Valvona & Crolla – Book review
Valvona & Crolla Mary Contini
Ebury Press £25
ISBN 978-0-09-193045-5
A favourite among chefs including Antonio Carluccio and Nigel Slater, Valvona & Crolla deli and café in Edinburgh has been selling Italian ingredients and home-cooked meals to customers in the city since 1934. Valvona & Crolla: A Year at an Italian Table by Mary Contini is a loving and lyrical tome of a cookbook which depicts the produce and recipes that define the shop her husband's grandfather founded.
It is the third cookery book from Contini, following on from her Dear Francesca and Easy Peasy Cooking - which she co-wrote with Pru Irvine - and it presents 200 authentic Italian recipes showcasing the tricks she has learned from the matriarchs of her family.
The book is obviously aimed at home cooks rather than professionals but does contain nuggets of information any chef with an interest in authentic Italian fare will find insightful. Insider tips like how to find a decent restaurant amid the tourist traps of Rome - follow a priest, apparently - will inspire culinary explorations, while stories about the local specialities will sate inquisitive minds. Most notable are dedicated descriptions of local Italian ingredients like truffles, olives and garlic, detailing their origin, seasonality and harvest procedures.
Steeped in Italian culinary heritage and punctuated with tales of her family's trips to their homeland - like descriptions of the lavish sights and smells of Rome at Christmas - it's a colourful and heady insight into the Italian way of life which, more often than not, centres on food. Organised season by season, it follows the traditions, rituals and feasts of the Catholic calendar and recipes are often paired with recommendations for wines to match them.

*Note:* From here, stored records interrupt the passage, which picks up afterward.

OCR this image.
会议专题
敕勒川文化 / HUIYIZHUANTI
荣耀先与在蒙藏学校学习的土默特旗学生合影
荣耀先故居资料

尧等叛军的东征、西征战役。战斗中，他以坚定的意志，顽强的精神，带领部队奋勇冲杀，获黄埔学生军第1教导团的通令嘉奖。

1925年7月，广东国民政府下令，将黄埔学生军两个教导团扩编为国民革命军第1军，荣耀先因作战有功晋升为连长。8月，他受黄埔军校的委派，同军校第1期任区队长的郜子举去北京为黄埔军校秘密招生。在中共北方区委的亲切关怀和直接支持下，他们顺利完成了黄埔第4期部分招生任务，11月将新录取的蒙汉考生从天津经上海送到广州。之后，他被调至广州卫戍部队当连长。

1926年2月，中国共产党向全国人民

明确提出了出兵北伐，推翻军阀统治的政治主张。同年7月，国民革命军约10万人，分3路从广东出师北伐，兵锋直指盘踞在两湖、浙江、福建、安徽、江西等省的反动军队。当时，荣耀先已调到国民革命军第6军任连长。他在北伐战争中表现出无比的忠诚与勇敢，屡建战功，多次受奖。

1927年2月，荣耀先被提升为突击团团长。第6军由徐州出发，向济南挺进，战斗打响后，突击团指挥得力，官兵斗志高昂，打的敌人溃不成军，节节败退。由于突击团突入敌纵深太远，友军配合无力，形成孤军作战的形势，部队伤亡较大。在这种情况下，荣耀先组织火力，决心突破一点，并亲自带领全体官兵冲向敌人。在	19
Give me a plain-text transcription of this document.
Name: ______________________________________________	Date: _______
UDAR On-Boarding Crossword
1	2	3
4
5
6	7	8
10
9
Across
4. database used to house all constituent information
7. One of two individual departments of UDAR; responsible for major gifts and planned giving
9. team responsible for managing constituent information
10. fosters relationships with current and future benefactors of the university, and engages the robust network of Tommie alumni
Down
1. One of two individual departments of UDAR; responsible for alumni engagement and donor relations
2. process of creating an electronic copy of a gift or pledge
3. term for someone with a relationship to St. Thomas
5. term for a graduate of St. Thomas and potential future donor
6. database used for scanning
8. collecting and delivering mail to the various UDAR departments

A section called "How to Live" extols the virtues of the Italian mantra that "to live well is to eat well", while a couple of pages on that wonderful tradition of the apéritif lets readers in on the tips of making their own pre-dinner tipples.
From recipes for making staples like gnocchi and pasta to luxurious dishes like Venetian risotto with langoustines and courgette flowers, and goats' cheese and anchovy soufflé, A Year at an Italian Table is a comprehensive and engaging guide to Italian food and how to cook it.